From In an Unspoken Voice (2010)
The Greek root for angst is descriptive, meaning to “press tight” or to strangle. As conveyed in Edward Munch’s iconic painting, The Scream, our entire physiology and psyche become precipitously constricted in anxious terror. While it may afford a last-ditch survival function, fear is the killer of life. Pi (in the book The Life of Pi) tells us about this Achilles heal: It is life’s only true opponent. Only fear can defeat life. It is a clever, treacherous adversary, how well I know. It has no decency, respects no law or convention, shows no mercy. It goes for your weakest spot, which it finds with unerring ease … Reason comes to do battle for you. You are reassured. Reason is fully equipped with the latest weapons of technology. But, to your amazement, despite superior tactics and a number of undeniable victories, reason is laid low.
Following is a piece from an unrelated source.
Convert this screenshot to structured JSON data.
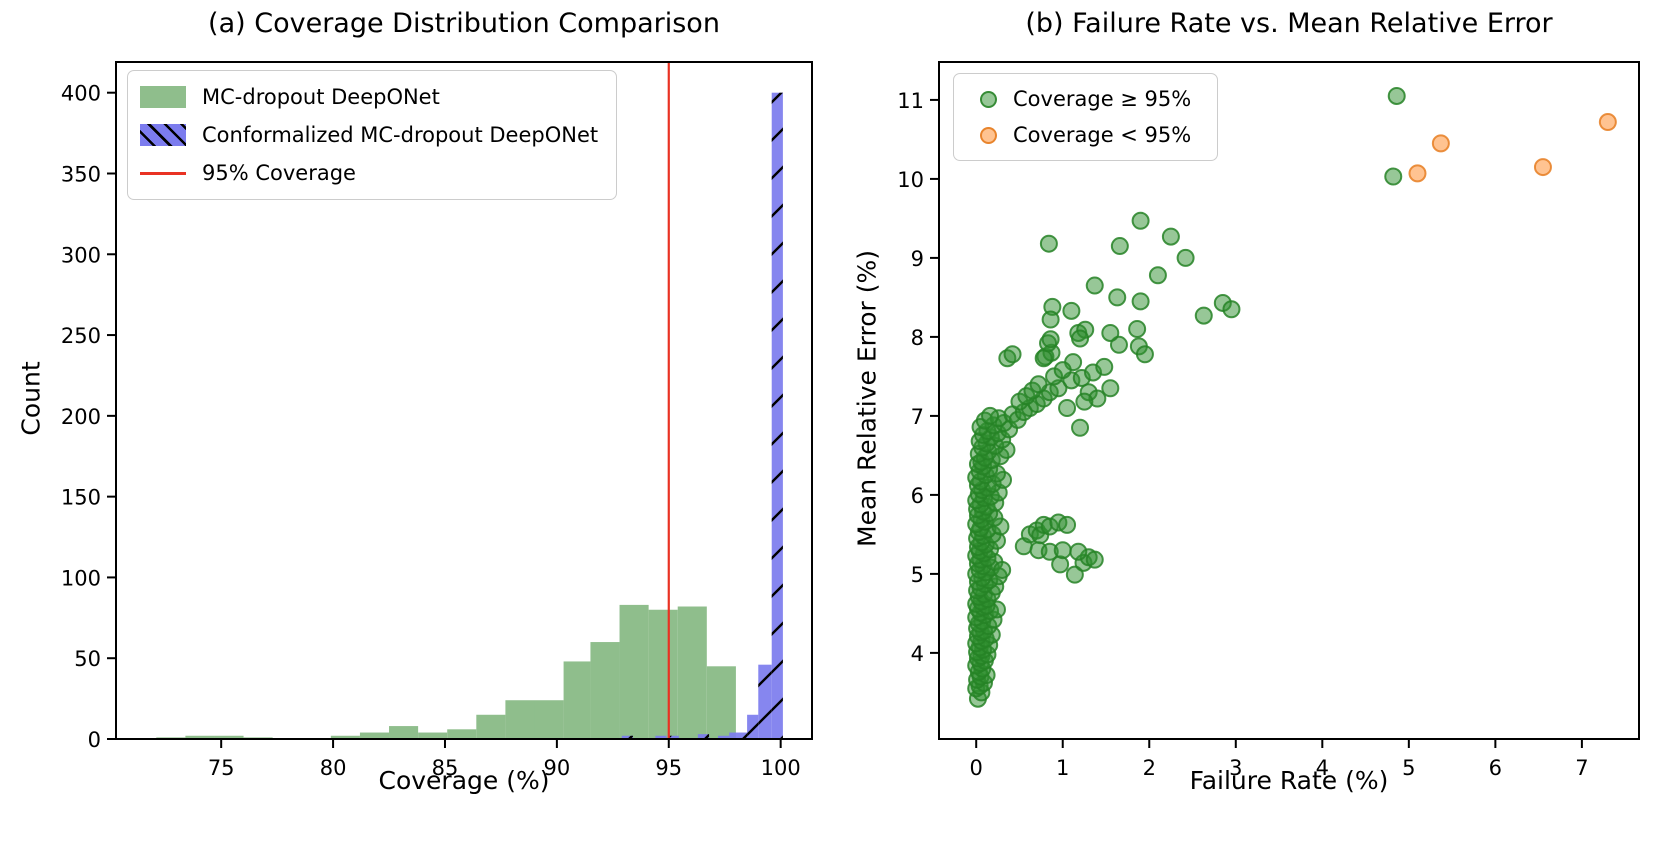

You feel yourself weakening, wavering. Your anxiety becomes dread. Fear turns fully to your body, which is already aware that something terribly wrong is going on. Already your lungs have flown away like a bird and your guts have slithered away like a snake. Now your tongue drops dead like an opossum, while your jaw begins to gallop on the spot. Your ears go deaf. Your muscles begin to shiver as if they had malaria and your knees to shake as though they were dancing. Your heart strains too hard, while your sphincter relaxes too much. And so with the rest of your body. Every part of you, in the manner most suited to it, falls apart. Only your eyes work well. They always pay proper attention to fear. [They are constantly on the prowl for more objects of fear.] Recall the case story of Sharon (in Chapter 8). She was the woman who had the horrific experience of working on the eightieth floor of the World Trade Center on September 11, 2001. During her session I guided her to the experience of being led down the staircase by a Port Authority employee and encountering a locked door on the seventieth floor. Suddenly trapped and unable to complete the escape, her body became paralyzed with fear. In working through this experience, which reestablished her running reflexes, she opened her eyes (toward the end of our session), looked at me and said, “I thought it was fear that gets you through … but it’s not … It’s something more powerful, something much bigger than fear … It’s something that transcends fear.” And what a deep biological truth she reveals here.